You’re about to sell the business. This is arguably the point at which you’re most vulnerable because even if you have insurance, it doesn’t matter. A potential acquirer is going to say “make this go away, tomorrow,” and many acquirers will pass all together, even if it’s an asset sale. Filing a claim with your insurer is going to take many months (sometimes 10+) so you’re almost always going to be forced to settle. If you’re selling the business, tell as few people as possible and do everything you can to make sure past employees or former business associates do not find out.
You just fired someone. If you don’t already have EPL insurance, get it. Nobody is good at hiring and inevitably you’re going to hire someone that you need to fire. No matter how amicable the firing was, there is risk that the person will come back and sue you: all it takes is them falling on hard times and a lawyer taking their case on contingency.

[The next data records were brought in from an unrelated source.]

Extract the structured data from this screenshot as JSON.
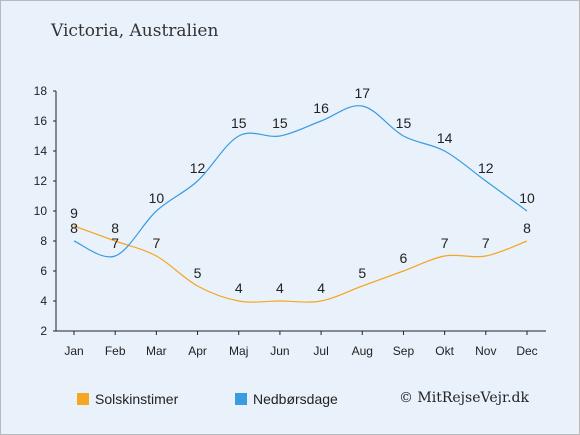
{
  "title": "Victoria, Australien",
  "credit": "© MitRejseVejr.dk",
  "chart_data": {
    "type": "line",
    "categories": [
      "Jan",
      "Feb",
      "Mar",
      "Apr",
      "Maj",
      "Jun",
      "Jul",
      "Aug",
      "Sep",
      "Okt",
      "Nov",
      "Dec"
    ],
    "ylim": [
      2,
      18
    ],
    "yticks": [
      2,
      4,
      6,
      8,
      10,
      12,
      14,
      16,
      18
    ],
    "grid": false,
    "legend_position": "bottom",
    "series": [
      {
        "name": "Solskinstimer",
        "color": "#f5a623",
        "values": [
          9,
          8,
          7,
          5,
          4,
          4,
          4,
          5,
          6,
          7,
          7,
          8
        ]
      },
      {
        "name": "Nedbørsdage",
        "color": "#3a9be0",
        "values": [
          8,
          7,
          10,
          12,
          15,
          15,
          16,
          17,
          15,
          14,
          12,
          10
        ]
      }
    ]
  }
}
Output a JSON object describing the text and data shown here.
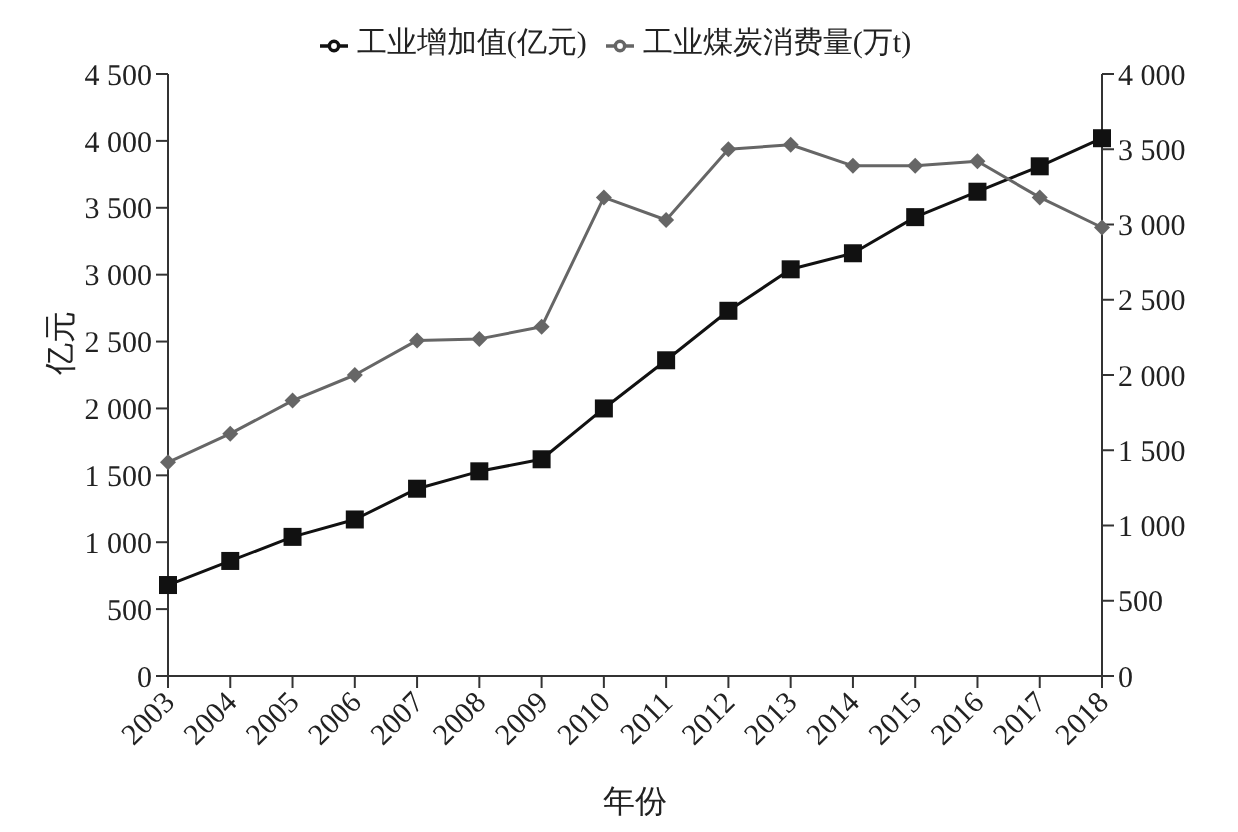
{
  "chart_data": {
    "type": "line",
    "xlabel": "年份",
    "ylabel": "亿元",
    "categories": [
      "2003",
      "2004",
      "2005",
      "2006",
      "2007",
      "2008",
      "2009",
      "2010",
      "2011",
      "2012",
      "2013",
      "2014",
      "2015",
      "2016",
      "2017",
      "2018"
    ],
    "series": [
      {
        "name": "工业增加值(亿元)",
        "color": "#111111",
        "marker": "square",
        "values": [
          680,
          860,
          1040,
          1170,
          1400,
          1530,
          1620,
          2000,
          2360,
          2730,
          3040,
          3160,
          3430,
          3620,
          3810,
          4020
        ]
      },
      {
        "name": "工业煤炭消费量(万t)",
        "color": "#666666",
        "marker": "diamond",
        "axis": "y2",
        "values": [
          1420,
          1610,
          1830,
          2000,
          2230,
          2240,
          2320,
          3180,
          3030,
          3500,
          3530,
          3390,
          3390,
          3420,
          3180,
          2980
        ]
      }
    ],
    "ylim": [
      0,
      4500
    ],
    "yticks": [
      0,
      500,
      {
        "value": 1000,
        "label": "1 000"
      },
      {
        "value": 1500,
        "label": "1 500"
      },
      {
        "value": 2000,
        "label": "2 000"
      },
      {
        "value": 2500,
        "label": "2 500"
      },
      {
        "value": 3000,
        "label": "3 000"
      },
      {
        "value": 3500,
        "label": "3 500"
      },
      {
        "value": 4000,
        "label": "4 000"
      },
      {
        "value": 4500,
        "label": "4 500"
      }
    ],
    "y2lim": [
      0,
      4000
    ],
    "y2ticks": [
      0,
      500,
      {
        "value": 1000,
        "label": "1 000"
      },
      {
        "value": 1500,
        "label": "1 500"
      },
      {
        "value": 2000,
        "label": "2 000"
      },
      {
        "value": 2500,
        "label": "2 500"
      },
      {
        "value": 3000,
        "label": "3 000"
      },
      {
        "value": 3500,
        "label": "3 500"
      },
      {
        "value": 4000,
        "label": "4 000"
      }
    ],
    "legend": "top",
    "grid": false
  }
}
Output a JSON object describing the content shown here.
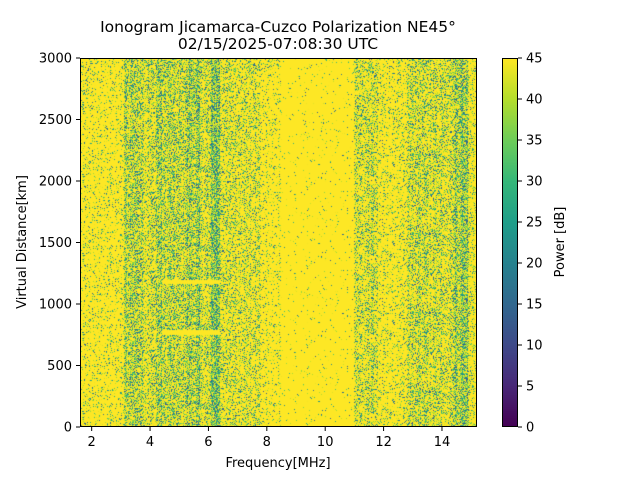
{
  "chart_data": {
    "type": "heatmap",
    "title": "Ionogram Jicamarca-Cuzco Polarization NE45°",
    "subtitle": "02/15/2025-07:08:30 UTC",
    "xlabel": "Frequency[MHz]",
    "ylabel": "Virtual Distance[km]",
    "xlim": [
      1.6,
      15.2
    ],
    "ylim": [
      0,
      3000
    ],
    "xticks": [
      2,
      4,
      6,
      8,
      10,
      12,
      14
    ],
    "yticks": [
      0,
      500,
      1000,
      1500,
      2000,
      2500,
      3000
    ],
    "colorbar": {
      "label": "Power [dB]",
      "range": [
        0,
        45
      ],
      "ticks": [
        0,
        5,
        10,
        15,
        20,
        25,
        30,
        35,
        40,
        45
      ],
      "colormap": "viridis"
    },
    "noise_bands_mhz": [
      {
        "from": 1.6,
        "to": 3.1,
        "variability": 0.15
      },
      {
        "from": 3.1,
        "to": 3.8,
        "variability": 0.6
      },
      {
        "from": 3.8,
        "to": 4.2,
        "variability": 0.4
      },
      {
        "from": 4.2,
        "to": 4.4,
        "variability": 0.65
      },
      {
        "from": 4.4,
        "to": 5.2,
        "variability": 0.5
      },
      {
        "from": 5.2,
        "to": 5.7,
        "variability": 0.7
      },
      {
        "from": 5.7,
        "to": 6.1,
        "variability": 0.4
      },
      {
        "from": 6.1,
        "to": 6.4,
        "variability": 0.9
      },
      {
        "from": 6.4,
        "to": 7.8,
        "variability": 0.35
      },
      {
        "from": 7.8,
        "to": 8.5,
        "variability": 0.15
      },
      {
        "from": 8.5,
        "to": 11.0,
        "variability": 0.03
      },
      {
        "from": 11.0,
        "to": 11.8,
        "variability": 0.4
      },
      {
        "from": 11.8,
        "to": 12.8,
        "variability": 0.2
      },
      {
        "from": 12.8,
        "to": 14.4,
        "variability": 0.45
      },
      {
        "from": 14.4,
        "to": 14.9,
        "variability": 0.75
      },
      {
        "from": 14.9,
        "to": 15.2,
        "variability": 0.3
      }
    ],
    "echo_traces": [
      {
        "distance_km": 770,
        "from_mhz": 4.4,
        "to_mhz": 6.4
      },
      {
        "distance_km": 1180,
        "from_mhz": 4.4,
        "to_mhz": 6.4
      }
    ]
  }
}
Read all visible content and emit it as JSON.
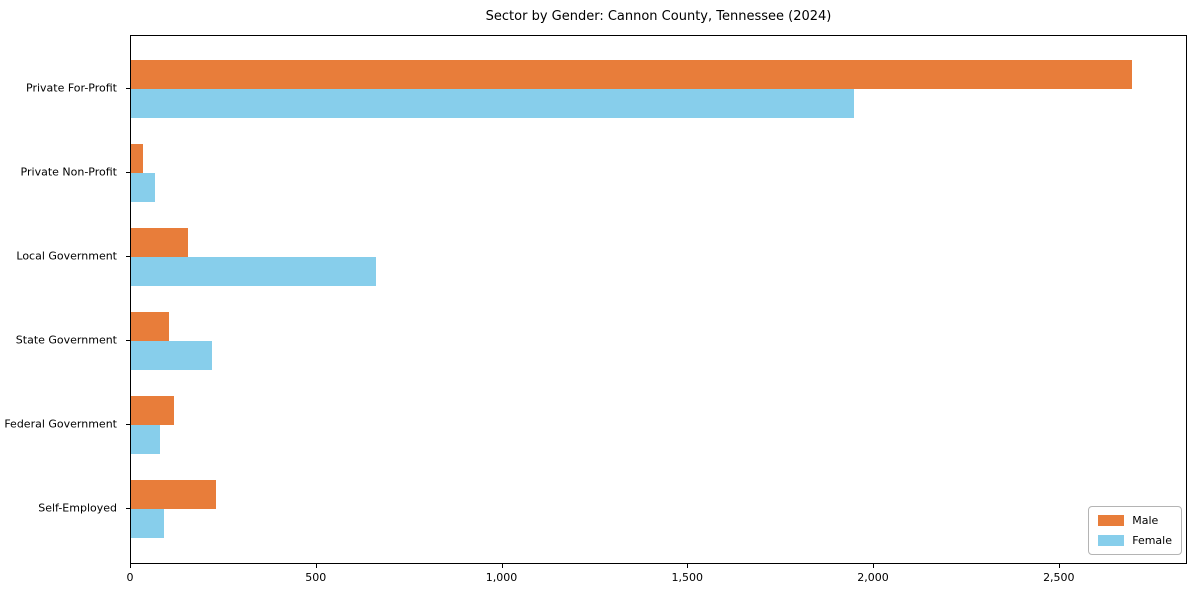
{
  "chart_data": {
    "type": "bar",
    "orientation": "horizontal",
    "title": "Sector by Gender: Cannon County, Tennessee (2024)",
    "categories": [
      "Private For-Profit",
      "Private Non-Profit",
      "Local Government",
      "State Government",
      "Federal Government",
      "Self-Employed"
    ],
    "series": [
      {
        "name": "Male",
        "color": "#E87D3A",
        "values": [
          2700,
          32,
          155,
          103,
          117,
          230
        ]
      },
      {
        "name": "Female",
        "color": "#87CEEB",
        "values": [
          1950,
          66,
          660,
          218,
          78,
          88
        ]
      }
    ],
    "xlabel": "",
    "ylabel": "",
    "xlim": [
      0,
      2845
    ],
    "x_ticks": [
      {
        "value": 0,
        "label": "0"
      },
      {
        "value": 500,
        "label": "500"
      },
      {
        "value": 1000,
        "label": "1,000"
      },
      {
        "value": 1500,
        "label": "1,500"
      },
      {
        "value": 2000,
        "label": "2,000"
      },
      {
        "value": 2500,
        "label": "2,500"
      }
    ],
    "grid": false,
    "legend_position": "lower right"
  }
}
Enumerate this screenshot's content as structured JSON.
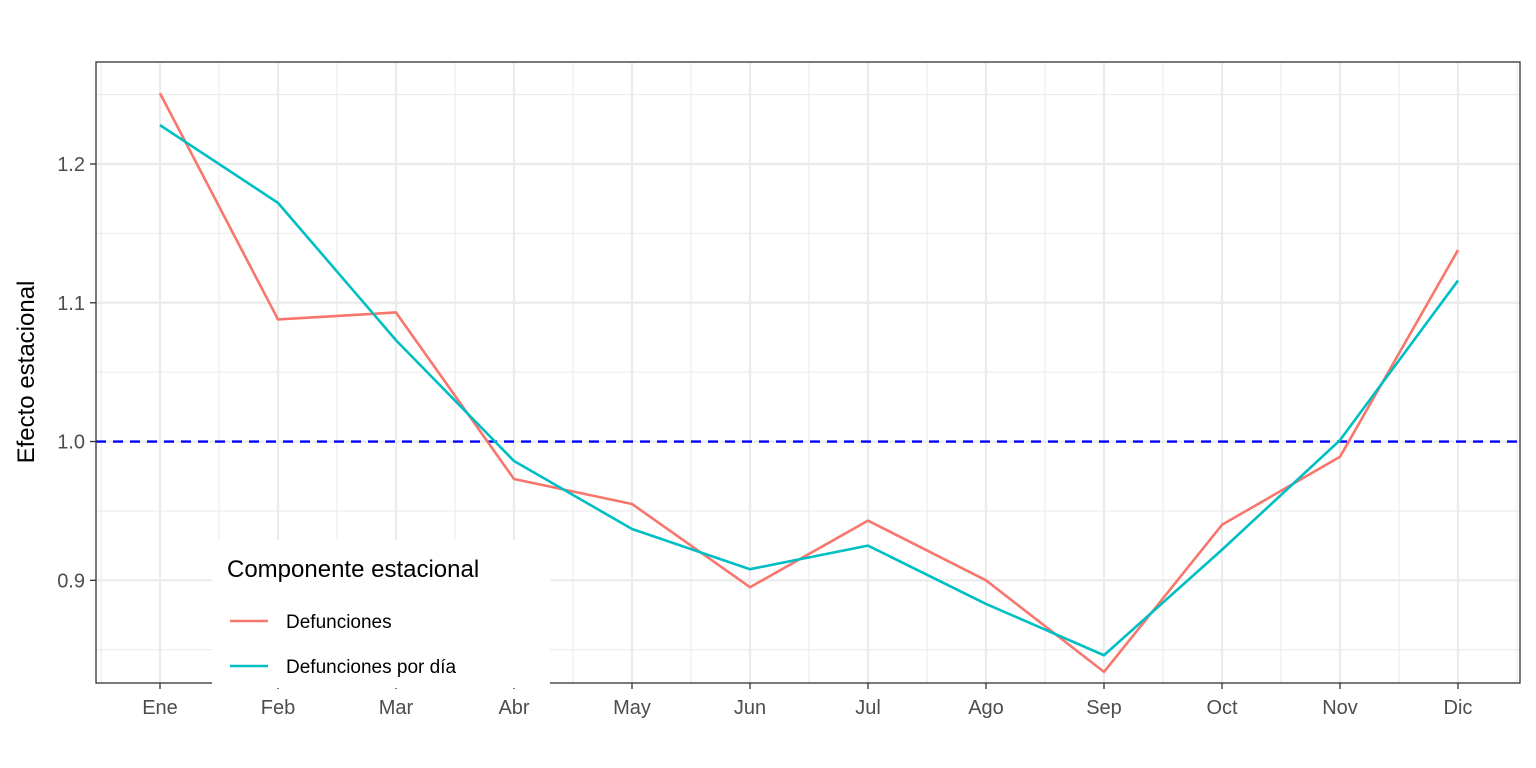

A competitor claims you’re infringing. Even if you’re not infringing on someone’s patent, copyright, or trademark, if a competitor thinks you are or if the competitor just wants to slow you down, you could get sued. The good news about suits like this are they’re less common because they are very expensive to litigate: we’ve seen plaintiffs spend upwards of $150k and spend 10 months in court trying to establish infringement. Nonetheless, if you’ve got the budget to patent some of your most important IP, it may be worth it not so you can go sue competitors, but so that you can easily play defense when they try and sue you.
You’re sideways with your banker. Boutique investment banks sue their former clients all the time. This will happen when you’ve hired a small investment bank to run a process for you, they fail, you raise money on your own or sell the business on your own at some point, and now the banker believes they’re due a fee because you’re within the ‘tail period’. Make sure the banker contract says they only get paid on intros they make directly and have a 6 month tail. Terminate any banker agreement as soon as they’re no longer working and the process is over; do not let these agreements linger.
Shareholders are angry about the next round. This was a newer one for us. We closed a round whereby a strategic shareholder was upset the business did not end up in a difficult cash position so they could buy the company at a distressed price. The company was promptly sued based on very frivolous and meritless claims. The company knew going in the risk of a suit was high, so they consulted with counsel ahead of time to figure out whether the suit was meritless and how much it would cost to defend. They planned accordingly.
I’ve come to believe that it’s not about avoiding getting sued so much as it is being prepared for any suit. Do what you can to minimize the risk at all times and always be conscious of it.